Aplicar testes para conhecer melhor o desenvolvimento da pandemia no Brasil é algo necessário, obviamente. O problema é se os resultados desses testes forem utilizados para definir a condição de imunização de pessoas que apresentarem anticorpos, o que poderia levar à emissão de uma espécie de “passaporte de imunidade”. Algo que a Organização Mundial da Saúde (OMS) condena claramente. “Atualmente não há evidência de que pessoas que se recuperaram do covid-19 e têm anticorpos são protegidos de uma segunda infecção”, informou o órgão em nota emitida no último dia 24 (https://www.who.int/news-room/commentaries/detail/immunity-passports-in-the-context-of-covid-19).

De acordo com a OMS, para o desenvolvimento da imunidade a partir da infecção é necessário um período de tempo de uma a duas semanas. Isso porque o corpo humano responde a uma infecção viral em etapas. Primeiro, gera uma resposta não específica ao patógeno (o agente causador da doença, no caso, o vírus) que pode até impedir a manifestação de sintomas. Depois, vem a “resposta adaptativa”, quando “o corpo produz anticorpos ligados especificamente ao vírus”. Os anticorpos são proteínas chamadas imunoglobulinas. Além deles, são produzidas células-T, capazes de eliminar outras células infectadas com o vírus, processo conhecido como imunidade celular.

A resposta adaptativa, de acordo com a OMS, pode “eliminar o vírus do corpo e, se for forte o suficiente, pode impedir progressão para doença grave ou reinfecção pelo mesmo vírus”. A presença de anticorpos no sangue permite avaliar esse processo.

A OMS informa que a maioria dos estudos referentes ao SARS-CoV-2 “mostra que pessoas que se recuperaram da infecção têm anticorpos para o vírus”. Mas, continua a nota, até o momento, “nenhum estudo avaliou que a presença de anticorpos para SARS-CoV-2 confere imunidade à infecção subsequente por esse vírus em humanos”.

Os testes que captam os anticorpos são justamente os testes rápidos que o Ministério da Saúde (MS) pretende aplicar. “A presença de anticorpos diz que uma pessoa […] não significa que ficou imune, pois a resposta pode não ser forte ou duradoura o suficiente, e tampouco que a pessoa deixou de ser portadora do vírus”, explica Eurico Arruda, professor titular de virologia da Faculdade de Medicina de Ribeirão Preto da USP, em entrevista publicada por O Globo na edição do último dia 28.
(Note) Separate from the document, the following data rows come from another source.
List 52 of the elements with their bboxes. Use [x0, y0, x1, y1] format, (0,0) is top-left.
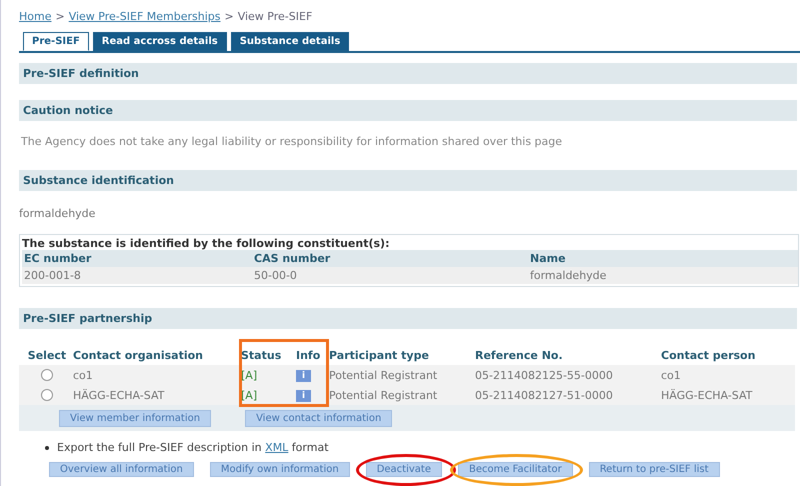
column-header: Info: [296, 348, 322, 362]
table-cell-text: Potential Registrant: [329, 388, 438, 402]
section-header: Pre-SIEF definition: [19, 63, 797, 84]
radio-button[interactable]: [41, 389, 53, 401]
column-header: EC number: [24, 252, 92, 265]
action-button[interactable]: View contact information: [245, 410, 392, 427]
column-header: CAS number: [254, 252, 332, 265]
column-header: Contact person: [661, 348, 756, 362]
action-button[interactable]: Modify own information: [210, 462, 350, 477]
breadcrumb-link[interactable]: Home: [19, 10, 52, 22]
tab[interactable]: Pre-SIEF: [23, 32, 89, 51]
breadcrumb-link[interactable]: View Pre-SIEF Memberships: [68, 10, 220, 22]
action-button[interactable]: Overview all information: [49, 462, 194, 477]
action-button[interactable]: Return to pre-SIEF list: [588, 462, 720, 477]
tab[interactable]: Read accross details: [92, 32, 227, 51]
caution-text: The Agency does not take any legal liability or responsibility for information shared over this page: [21, 135, 564, 148]
column-header: Status: [241, 348, 282, 362]
export-text: Export the full Pre-SIEF description in XML format: [57, 441, 329, 454]
column-header: Name: [530, 252, 567, 265]
breadcrumb-text: >: [224, 10, 234, 22]
radio-button[interactable]: [41, 369, 53, 381]
table-cell-text: Potential Registrant: [329, 368, 438, 382]
column-header: Reference No.: [475, 348, 564, 362]
table-cell-text: co1: [73, 368, 94, 382]
table-cell-text: formaldehyde: [530, 269, 608, 282]
xml-link[interactable]: XML: [265, 441, 288, 454]
action-button[interactable]: Become Facilitator: [458, 462, 573, 477]
constituents-title: The substance is identified by the following constituent(s):: [22, 237, 390, 250]
table-cell-text: HÄGG-ECHA-SAT: [73, 388, 166, 402]
table-cell-text: 200-001-8: [24, 269, 82, 282]
breadcrumb-text: View Pre-SIEF: [238, 10, 312, 22]
column-header: Participant type: [329, 348, 430, 362]
status-text: [A]: [241, 368, 258, 382]
column-header: Select: [26, 348, 68, 362]
column-header: Contact organisation: [73, 348, 204, 362]
section-header: Pre-SIEF partnership: [19, 308, 797, 329]
action-button[interactable]: Deactivate: [366, 462, 442, 477]
table-cell-text: 05-2114082125-55-0000: [475, 368, 614, 382]
section-header: Caution notice: [19, 100, 797, 121]
table-cell-text: HÄGG-ECHA-SAT: [661, 388, 754, 402]
bullet-icon: [45, 446, 49, 450]
table-cell-text: co1: [661, 368, 682, 382]
breadcrumb-text: >: [55, 10, 65, 22]
substance-name: formaldehyde: [19, 207, 96, 220]
info-button[interactable]: i: [296, 390, 312, 402]
status-text: [A]: [241, 388, 258, 402]
section-header: Substance identification: [19, 170, 797, 191]
action-button[interactable]: View member information: [59, 410, 212, 427]
table-cell-text: 05-2114082127-51-0000: [475, 388, 614, 402]
tab[interactable]: Substance details: [230, 32, 350, 51]
info-button[interactable]: i: [296, 370, 312, 382]
table-cell-text: 50-00-0: [254, 269, 298, 282]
De acordo com Arruda, a capacidade de persistência – que permite que o vírus continue “escondido” no organismo – não está definida no caso do SARS-CoV-2. Nessa fase, o vírus “para de se replicar desenfreadamente e de causar doença, mas continua no corpo da pessoa”. Se as defesas do infectado, por qualquer motivo, enfraquecem, o vírus pode voltar a se replicar, provocar sintomas e ser transmitido. Uma hipótese, afirma o infectologista, “é que isso aconteça por que o sistema imunológico esteja ainda aprendendo a atacar o vírus e se adaptando a um novo patógeno”.

Grandes empresas brasileiras parecem estar se preparando para também aplicar testes rápidos em seus funcionários, com o objetivo de tentar captar os que já estariam imunizados e, assim, programar o retorno às atividades. De acordo com estimativa da Câmara Brasileira de Diagnóstico Laboratorial (CBDL), aproximadamente 30 milhões de kits foram encomendados pelo setor privado, com entrega prevista entre maio e julho.
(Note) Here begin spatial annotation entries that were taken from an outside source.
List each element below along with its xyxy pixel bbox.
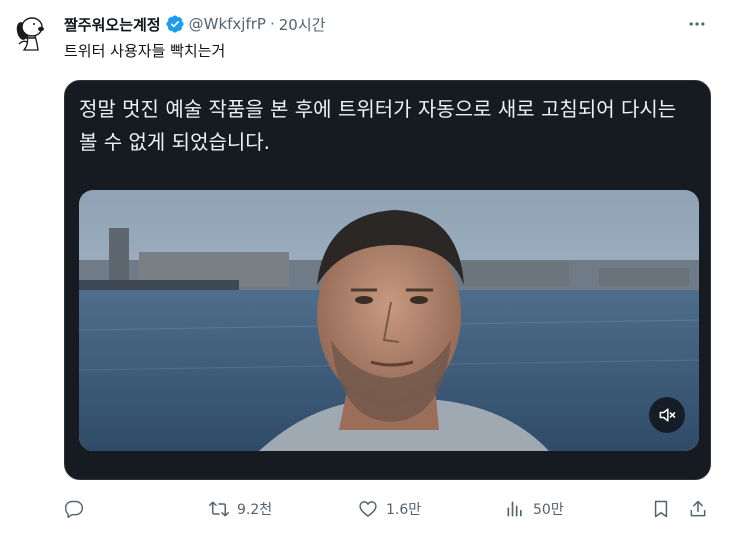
video-player[interactable] [79, 190, 699, 451]
media-card[interactable]: 정말 멋진 예술 작품을 본 후에 트위터가 자동으로 새로 고침되어 다시는 … [64, 80, 711, 480]
share-button[interactable] [688, 492, 708, 526]
display-name[interactable]: 짤주워오는계정 [64, 14, 161, 35]
like-count: 1.6만 [386, 502, 422, 518]
more-horizontal-icon [689, 22, 705, 26]
retweet-icon [209, 501, 229, 517]
action-bar: 9.2천 1.6만 50만 [64, 492, 719, 526]
bookmark-icon [654, 500, 668, 518]
share-icon [690, 500, 706, 517]
tweet-text: 트위터 사용자들 빡치는거 [64, 42, 226, 60]
user-handle[interactable]: @WkfxjfrP [189, 15, 266, 33]
verified-badge-icon[interactable] [165, 14, 185, 34]
retweet-count: 9.2천 [237, 502, 273, 518]
tweet-header: 짤주워오는계정 @WkfxjfrP · 20시간 [64, 12, 715, 36]
analytics-icon [507, 501, 522, 517]
bookmark-button[interactable] [651, 492, 671, 526]
timestamp[interactable]: 20시간 [279, 14, 326, 35]
video-still-image [79, 190, 699, 451]
heart-icon [359, 501, 377, 517]
views-count: 50만 [533, 502, 564, 518]
reply-icon [64, 500, 84, 519]
card-caption: 정말 멋진 예술 작품을 본 후에 트위터가 자동으로 새로 고침되어 다시는 … [79, 97, 677, 154]
retweet-button[interactable]: 9.2천 [209, 492, 272, 526]
avatar[interactable] [7, 10, 51, 54]
separator-dot: · [269, 15, 275, 33]
reply-button[interactable] [64, 492, 92, 526]
more-options-button[interactable] [683, 12, 711, 36]
like-button[interactable]: 1.6만 [358, 492, 421, 526]
views-button[interactable]: 50만 [505, 492, 564, 526]
volume-muted-icon [659, 408, 676, 422]
snoopy-avatar-icon [7, 10, 51, 54]
mute-toggle-button[interactable] [649, 397, 685, 433]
Se a testagem a ser aplicada pelo MS e por empresas tiver realmente como objetivo identificar os supostos imunizados, há o risco de isso incentivar muito precocemente um amplo relaxamento na política de isolamento social. David Uip, médico infectologista e coordenador do Centro de Contingência do Coronavírus do estado de São Paulo, avalia que, “é difícil prever” a volta à normalidade. “Em outros países, tem durado de quatro a cinco meses”, declarou em entrevista publicado por Valor Econômico. “Há duas variáveis que podem mudar isso. Uma é surgir um medicamento eficaz. A outra é a vacina”. Mas, diante do fato de que não há ainda vacina para o SARS-CoV-2 e nem medicamento com efeito comprovado para a covid-19, “o que podemos fazer é o distanciamento social”. “Não temos um plano B neste momento. O plano B é o A”.

Para a OMS, pessoas que assumem estar imunes a uma segunda infecção porque foram encontrados anticorpos em seu organismo “podem ignorar os conselhos de saúde pública”. E o eventual uso de qualquer tipo de “passaporte de imunidade” pode, assim, “aumentar os riscos de transmissão continuada”.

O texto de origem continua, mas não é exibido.